What it actually was

The honest answer: I don't fully know. The most likely cause is a transient DNS routing issue at either the .co TLD level or a specific intermediate resolver chain that affected my region. It self-resolved before Supabase support got far enough to tell me anything definitive.

But the experience taught me a few things that stuck.

What I'd do differently

A few real takeaways I keep thinking about:

"Healthy" in a dashboard tells you about the service, not about reachability. A status page can be all green while the public internet can't find your hostname. If your monitoring depends only on the provider's status, you have a blind spot. I now hit my actual prod URL from an external uptime check, not just the provider's dashboard.

Reading dig +trace is a real skill, not a curiosity. SERVFAIL vs NXDOMAIN is a meaningful distinction when something's broken. So is "delegation chain stops at the TLD" vs "stops at the authoritative nameserver." A debugger who can't read DNS output can lose hours guessing.

Browser DNS cache will lie to you. If your prod site "still works for me" but is broken in incognito and broken from the worker, the difference is almost always cache. Test in fresh contexts before assuming things are fine.

Multi-resolver checks are worth their weight. dig from local, then @8.8.8.8, then @1.1.1.1. If all three SERVFAIL, the problem isn't your ISP. Knowing that fast saves you from chasing a non-existent local config issue.

Edge workers fail differently than browser fetches. Cloudflare's origin-DNS error code (1016) is a specific signal. If you're running on edge infra, learn the Cloudflare error reference once — when the next 530 lands you'll save half an hour just by knowing where to look.

The whole thing was, ultimately, a non-event. The platform was down for an afternoon. No clients tried to log in during that window. No data was lost.
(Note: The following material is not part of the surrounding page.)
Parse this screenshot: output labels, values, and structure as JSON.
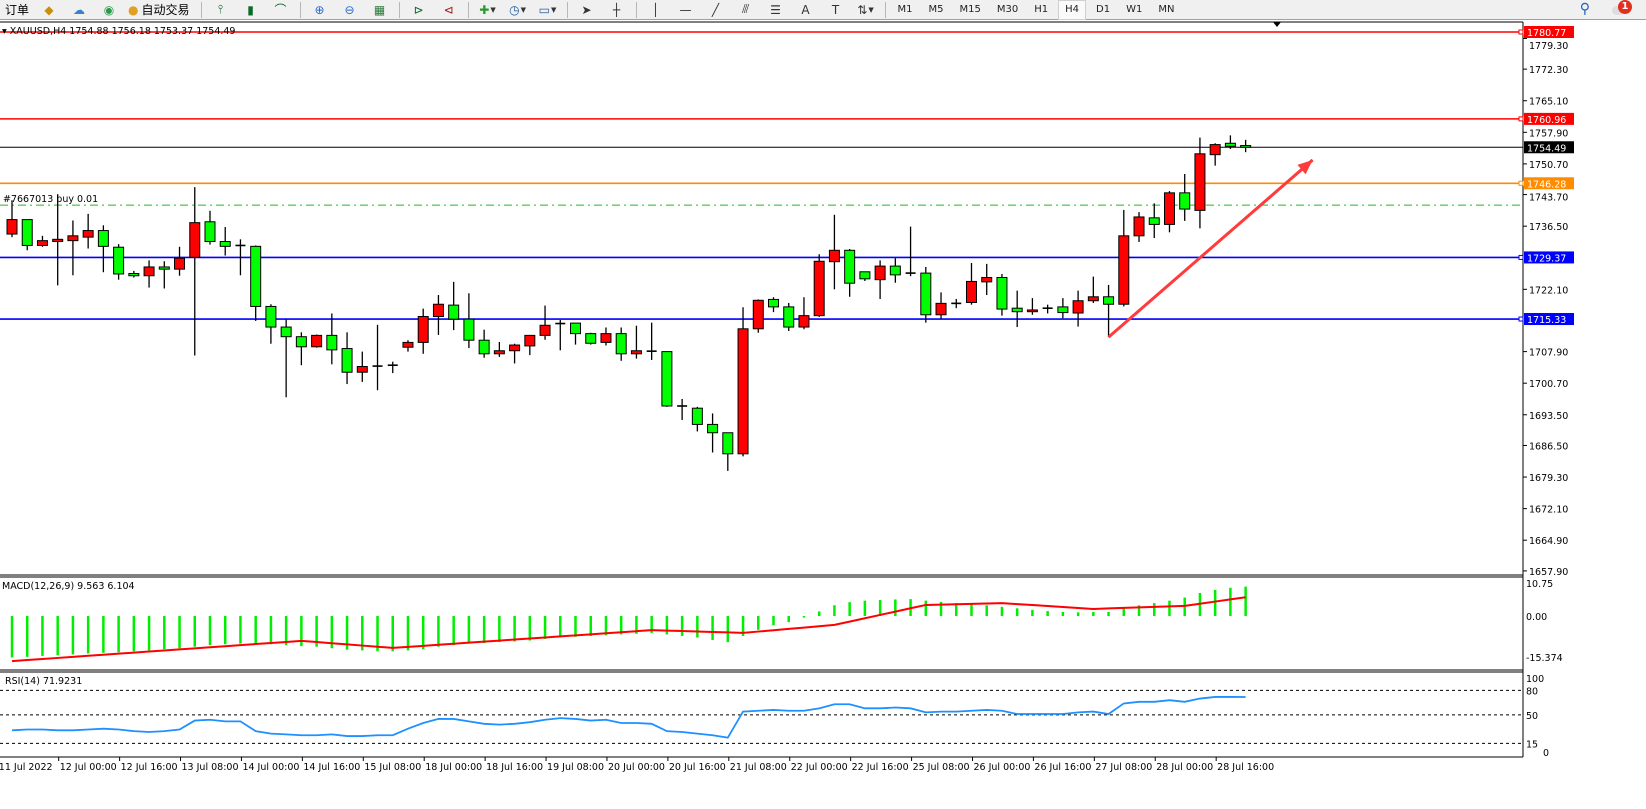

But it was the kind of incident where you spend two hours in dig output and come out the other side with a slightly clearer mental model of how DNS actually works in production. Which is most of why I'm writing it down.

The platform in question is the photography delivery system I built for my own freelance photography business — Cloudflare Workers + R2 + Supabase. Code at github.com/gvvskvarma/rajugari-abbayi-photos, running at rajugariabbayishots.vercel.app.